Since Connecticut had incurred a huge war debt during the Revolutionary War, it ceded, or gave up in 1786, its right to all the lands, except the Ohio holdings. (This became known as the "New Connecticut" and later "The Western Reserve".) In exchange, the US government took over the debt. This left two land pieces - the "The Western Reserve", and a tract transferred in 1795 to a group of investors from Suffield, CT, known as the Connecticut Land Company. The $1.2 million raised from the sale was used for public education.
Part of the "Western Reserve" included the northeastern edge of Ohio from Lake Erie to slightly below Akron and Youngstown. This area, which encompassed what would become Huron and Erie counties, was known as the "Firelands" or "Sufferslands Lands". The land was reserved for colonists from New England, who's homes had been destroyed by fire by the British during the Revolutionary War. Between 1786 and 1800, tracts of land in the "Firelands" were sold (or given) to immigrants from Connecticut in compensation for their losses.
As an interesting aside, the Connecticut Land Company hired a surveyor, Moses Cleaveland, to work with a group of others to divide the land into townships. He and his crew actually laid out the piece of land that would become Cleveland, Ohio.
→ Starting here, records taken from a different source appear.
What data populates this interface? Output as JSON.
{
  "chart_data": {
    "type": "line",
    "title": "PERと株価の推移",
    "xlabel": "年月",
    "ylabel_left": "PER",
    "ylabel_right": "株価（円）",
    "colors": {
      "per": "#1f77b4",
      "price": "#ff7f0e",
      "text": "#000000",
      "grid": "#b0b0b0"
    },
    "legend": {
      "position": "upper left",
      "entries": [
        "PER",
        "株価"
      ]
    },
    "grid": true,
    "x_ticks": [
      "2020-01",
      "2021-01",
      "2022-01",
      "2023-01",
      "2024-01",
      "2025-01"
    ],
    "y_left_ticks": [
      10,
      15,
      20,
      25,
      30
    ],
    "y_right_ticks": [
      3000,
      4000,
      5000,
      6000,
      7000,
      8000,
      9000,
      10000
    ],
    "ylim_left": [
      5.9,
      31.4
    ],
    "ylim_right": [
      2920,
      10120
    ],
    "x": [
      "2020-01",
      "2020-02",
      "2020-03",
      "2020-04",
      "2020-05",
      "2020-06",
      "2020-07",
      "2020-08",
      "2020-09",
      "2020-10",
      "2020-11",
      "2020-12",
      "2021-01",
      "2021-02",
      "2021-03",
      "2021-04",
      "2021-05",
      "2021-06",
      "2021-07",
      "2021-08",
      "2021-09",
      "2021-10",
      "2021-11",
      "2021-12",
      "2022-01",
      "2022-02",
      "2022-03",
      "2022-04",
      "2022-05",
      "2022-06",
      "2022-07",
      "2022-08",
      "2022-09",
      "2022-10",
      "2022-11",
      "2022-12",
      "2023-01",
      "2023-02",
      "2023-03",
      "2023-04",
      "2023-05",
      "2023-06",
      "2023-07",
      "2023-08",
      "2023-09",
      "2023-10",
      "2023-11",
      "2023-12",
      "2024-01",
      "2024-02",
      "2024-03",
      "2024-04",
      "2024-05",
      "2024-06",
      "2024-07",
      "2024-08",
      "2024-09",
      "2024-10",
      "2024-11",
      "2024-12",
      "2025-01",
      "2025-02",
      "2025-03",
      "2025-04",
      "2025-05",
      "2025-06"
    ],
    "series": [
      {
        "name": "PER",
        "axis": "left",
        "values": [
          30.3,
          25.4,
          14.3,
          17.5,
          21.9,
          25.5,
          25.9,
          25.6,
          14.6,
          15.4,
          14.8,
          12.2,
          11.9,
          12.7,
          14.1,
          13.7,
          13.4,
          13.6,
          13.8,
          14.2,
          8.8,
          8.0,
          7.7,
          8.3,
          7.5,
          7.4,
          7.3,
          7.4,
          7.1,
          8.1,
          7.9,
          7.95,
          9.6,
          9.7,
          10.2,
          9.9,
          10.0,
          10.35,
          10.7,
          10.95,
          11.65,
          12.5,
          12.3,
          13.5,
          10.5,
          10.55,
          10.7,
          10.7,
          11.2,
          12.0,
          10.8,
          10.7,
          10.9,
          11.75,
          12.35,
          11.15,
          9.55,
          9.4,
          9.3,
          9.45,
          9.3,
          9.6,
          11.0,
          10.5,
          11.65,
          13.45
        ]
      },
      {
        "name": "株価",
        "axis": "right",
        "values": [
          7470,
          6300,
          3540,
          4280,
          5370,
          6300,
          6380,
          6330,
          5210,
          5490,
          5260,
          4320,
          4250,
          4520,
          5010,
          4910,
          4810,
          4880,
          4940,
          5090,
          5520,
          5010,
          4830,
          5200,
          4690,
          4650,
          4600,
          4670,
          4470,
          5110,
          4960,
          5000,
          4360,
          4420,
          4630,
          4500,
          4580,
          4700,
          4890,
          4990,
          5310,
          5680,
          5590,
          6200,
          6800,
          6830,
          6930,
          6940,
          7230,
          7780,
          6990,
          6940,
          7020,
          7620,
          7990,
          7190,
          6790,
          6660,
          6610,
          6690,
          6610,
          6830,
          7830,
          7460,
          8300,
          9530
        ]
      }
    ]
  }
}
A printer dropped the "a" in his name to save space on the printed page!
There is also the claim of the Native-Americans to the land, which was pretty much ignored as history tells us. This was certainly true in this case.
In 1800 Connecticut ceded sovereignty over the "Western Reserve" to the government so that the Northwest Territory could be created. Today, visitors to this area can see the Connecticut influence in architecture, town planning and public parks. People tracing their family history might even find a missing relative or two in Ohio! It can be said that Connecticut played a direct role in helping to settle the rest of the country. Connecticut residents indeed pushed west long before editor Horace Greely admonished his readers in 1851 to "Go west, young man!".